Se de fracasso se fala, Estados Unidos é uma lamentável vitrine: um país consumido pela violência, com periódicos assassinatos em massa e indiscriminados em escolas, shoppings e igrejas produzidos por sujeitos desequilibrados por uma sociedade alienada e alienante; um país que alberga dezenas de milhões de adictos que consome quanta droga letal se produz no planeta e fomenta o flagelo do narcotráfico [1]; um país riquíssimo, por si e pelo que  roubou do resto do mundo, e que no entanto não pode acabar com a pobreza que afeta cerca de 15 por cento de sua população; um país que prostituiu seu processo político e que hoje não é outra coisa que um regime plutocrático onde só prevalecem os interesses das classes dominantes, tema este sobre o qual hoje existe um surpreendente consenso dentro do establishment acadêmico.[2] Se o socialismo fracassou, por que a Casa Branca e o poder mafioso (em suas duas variantes: corporativo e gangster) que aquela representa não deixam  Cuba em paz?
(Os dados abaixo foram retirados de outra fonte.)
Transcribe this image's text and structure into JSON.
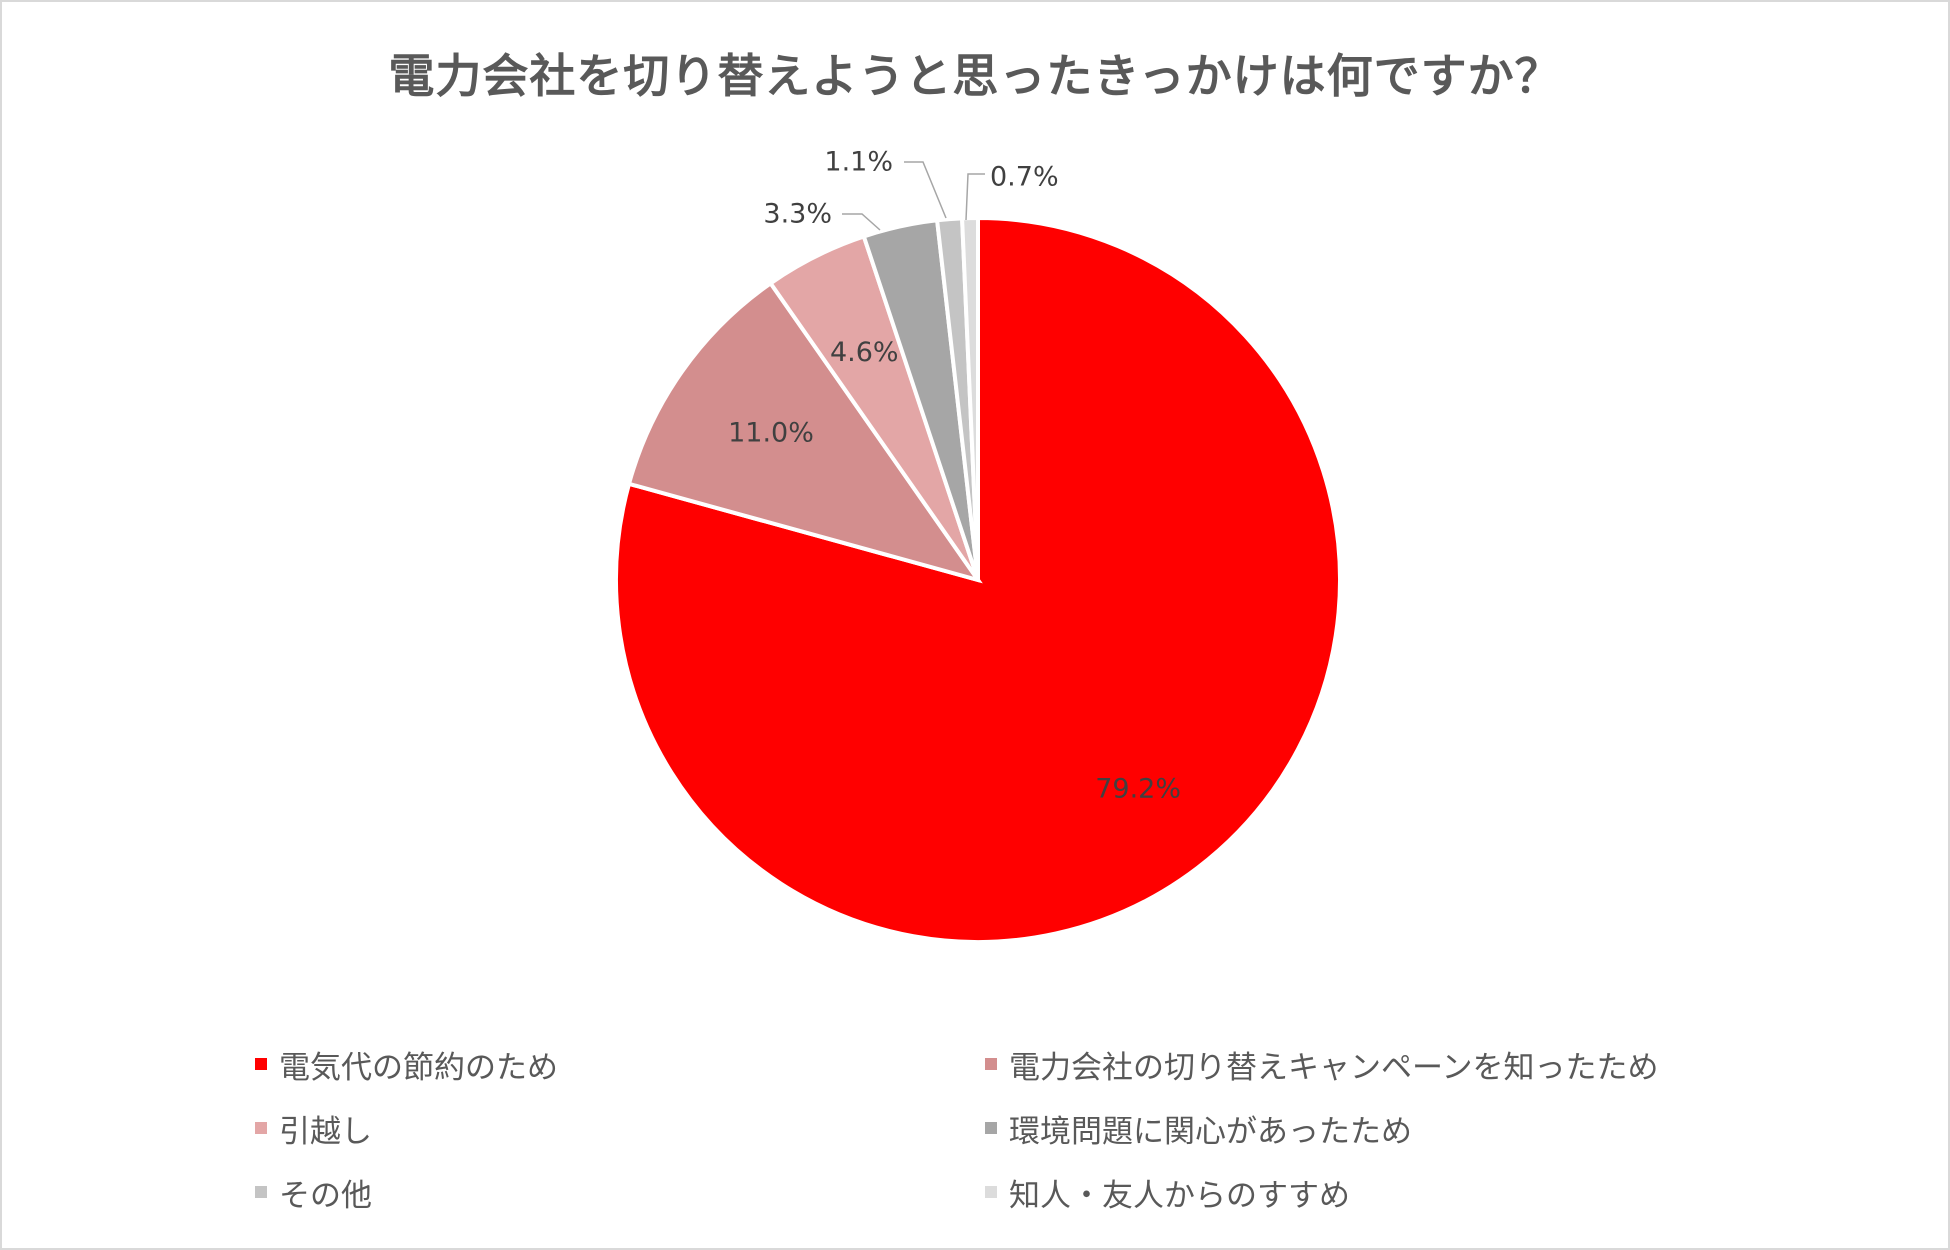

Resposta: porque então o exemplo de Cuba, importante como  é hoje,  seria muitíssimo mais e os povos do mundo poderiam sentir a tentação de avançar por essa via, algo absolutamente inadmissível para o poder capitalista em escala mundial. Por isso, obrigado Cuba por tua Revolução, por nutrir nossas esperanças e por ter feito da justiça, o internacionalismo e a solidariedade as estrelas que guiam os povos na construção de um mundo melhor!








[1] O Addiction Center de Estados Unidos informa que existem nesse país ao menos 21 milhões de adictos a diversas drogas e que só 10 % deles recebe tratamento médico que, logicamente, é majoritariamente privado e caro.